Saúl Luciano Lliuya klagt gegen RWE. Im Prozess hängt vieles an der Frage, wie wahrscheinlich ein schmelzender Gletscher sein Haus verwüsten wird.

David gegen Goliath: Der peruanische Bauer Saúl Luciano Lliuya klagt gegen RWE (vor dem Gericht in Hamm, 17.3.2025) Foto: Thilo Schmuelgen/reuters

Hamm taz | Roda Verheyen, die Anwältin des Klägers Saúl Luciano Lliuya, übt scharfe Kritik: „Auf unserer Seite herrscht Fassungslosigkeit“, sagt sie. Im Prozess gegen den deutschen Energiekonzern RWE kommentierte sie so die Aussagen von Rolf Katzenbach, der vom Gericht als Sachverständiger geladen wurde. Offensichtlich sei er kein Experte fürs Hochgebirge.

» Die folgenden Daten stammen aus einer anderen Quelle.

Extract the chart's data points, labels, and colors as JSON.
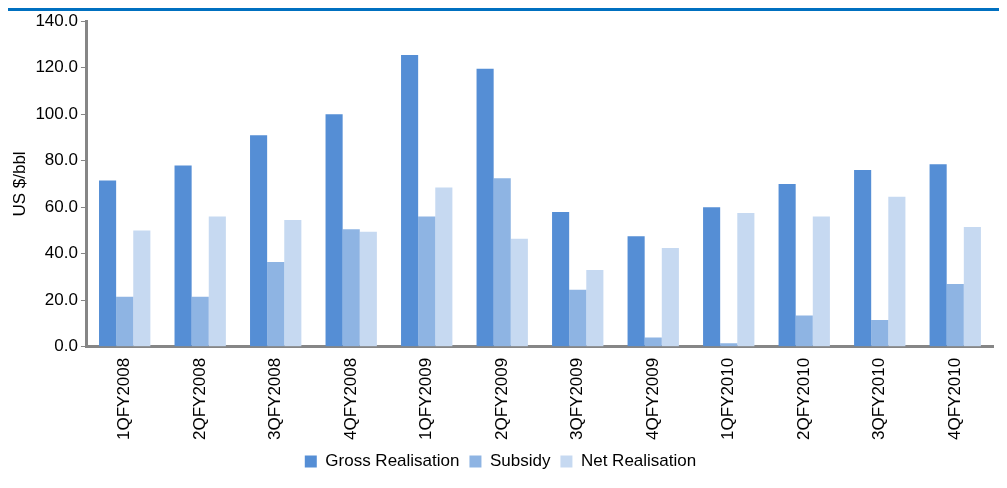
{
  "chart_data": {
    "type": "bar",
    "ylabel": "US $/bbl",
    "categories": [
      "1QFY2008",
      "2QFY2008",
      "3QFY2008",
      "4QFY2008",
      "1QFY2009",
      "2QFY2009",
      "3QFY2009",
      "4QFY2009",
      "1QFY2010",
      "2QFY2010",
      "3QFY2010",
      "4QFY2010"
    ],
    "series": [
      {
        "name": "Gross Realisation",
        "color": "#558ed5",
        "values": [
          71.5,
          78,
          91,
          100,
          125.5,
          119.5,
          58,
          47.5,
          60,
          70,
          76,
          78.5
        ]
      },
      {
        "name": "Subsidy",
        "color": "#8eb4e3",
        "values": [
          21.5,
          21.5,
          36.5,
          50.5,
          56,
          72.5,
          24.5,
          4,
          1.5,
          13.5,
          11.5,
          27
        ]
      },
      {
        "name": "Net Realisation",
        "color": "#c6d9f1",
        "values": [
          50,
          56,
          54.5,
          49.5,
          68.5,
          46.5,
          33,
          42.5,
          57.5,
          56,
          64.5,
          51.5
        ]
      }
    ],
    "ylim": [
      0,
      140
    ],
    "yticks": [
      {
        "value": 0,
        "label": "0.0"
      },
      {
        "value": 20,
        "label": "20.0"
      },
      {
        "value": 40,
        "label": "40.0"
      },
      {
        "value": 60,
        "label": "60.0"
      },
      {
        "value": 80,
        "label": "80.0"
      },
      {
        "value": 100,
        "label": "100.0"
      },
      {
        "value": 120,
        "label": "120.0"
      },
      {
        "value": 140,
        "label": "140.0"
      }
    ],
    "grid": false,
    "legend": "bottom"
  }
}
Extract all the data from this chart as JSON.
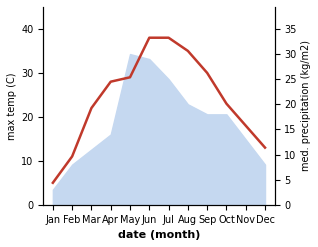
{
  "months": [
    "Jan",
    "Feb",
    "Mar",
    "Apr",
    "May",
    "Jun",
    "Jul",
    "Aug",
    "Sep",
    "Oct",
    "Nov",
    "Dec"
  ],
  "temperature": [
    5,
    11,
    22,
    28,
    29,
    38,
    38,
    35,
    30,
    23,
    18,
    13
  ],
  "precipitation": [
    3,
    8,
    11,
    14,
    30,
    29,
    25,
    20,
    18,
    18,
    13,
    8
  ],
  "temp_color": "#c0392b",
  "precip_color": "#c5d8f0",
  "temp_ylim": [
    0,
    45
  ],
  "precip_ylim": [
    0,
    39.375
  ],
  "temp_yticks": [
    0,
    10,
    20,
    30,
    40
  ],
  "precip_yticks": [
    0,
    5,
    10,
    15,
    20,
    25,
    30,
    35
  ],
  "ylabel_left": "max temp (C)",
  "ylabel_right": "med. precipitation (kg/m2)",
  "xlabel": "date (month)",
  "bg_color": "#ffffff",
  "line_width": 1.8
}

Lliuya arbeitet als Bauer und Bergführer in den peruanischen Anden. Weil ein Gletscher schmilzt, fürchtet er, dass ein See oberhalb seines Hauses überläuft. Wenn ein großer Eis- oder Felsblock in den See stürzt, könnte es zu einer gigantischen Flutwelle kommen, die sein Haus und die nahe Stadt Huaraz verwüstet.

Er verklagt RWE, weil der Konzern als einer der größten CO₂-Emittenten weltweit für etwa 0,38 Prozent des CO₂-Ausstoßes seit der Industrialisierung verantwortlich sein soll. Mit der Klage will Lliuya erreichen, dass RWE sich finanziell an Schutzmaßnahmen gegen eine Überflutung beteiligt. Am Montag fand der erste Prozesstag seit 2017 statt.

In einem technischen Für und Wider versuchte das Gericht zu klären, wie hoch das tatsächliche Risiko ist, dass Lliuyas Haus in den nächsten 30 Jahren durch eine Flutwelle beschädigt wird. Dazu befragten die Rich­te­r*in­nen den Sachverständigen Katzenbach. Der Professor für Geotechnik an der Technischen Universität Darmstadt hatte zwei Gutachten geschrieben und kam zu dem Schluss, dass das Risiko bei unter drei Prozent liege. Anwältin Verheyen kritisierte, dass darin potenzielle Felsstürze und der tauende Permafrost nicht ausreichend berücksichtigt seien.

Gutachten gegen Gutachten

Ein Gutachten, das von den An­wäl­t*in­nen Lliuyas in Auftrag gegeben wurde, kommt dagegen auf ein Risiko von mindestens 30 Prozent. Die beiden Gutachten unterscheiden sich vor allem darin, dass das Gutachten der Klägerseite das konkrete Risiko für Huaraz und Lliuyas Haus aus Eis- und Felsstürzen in anderen Gebirgen ableitet.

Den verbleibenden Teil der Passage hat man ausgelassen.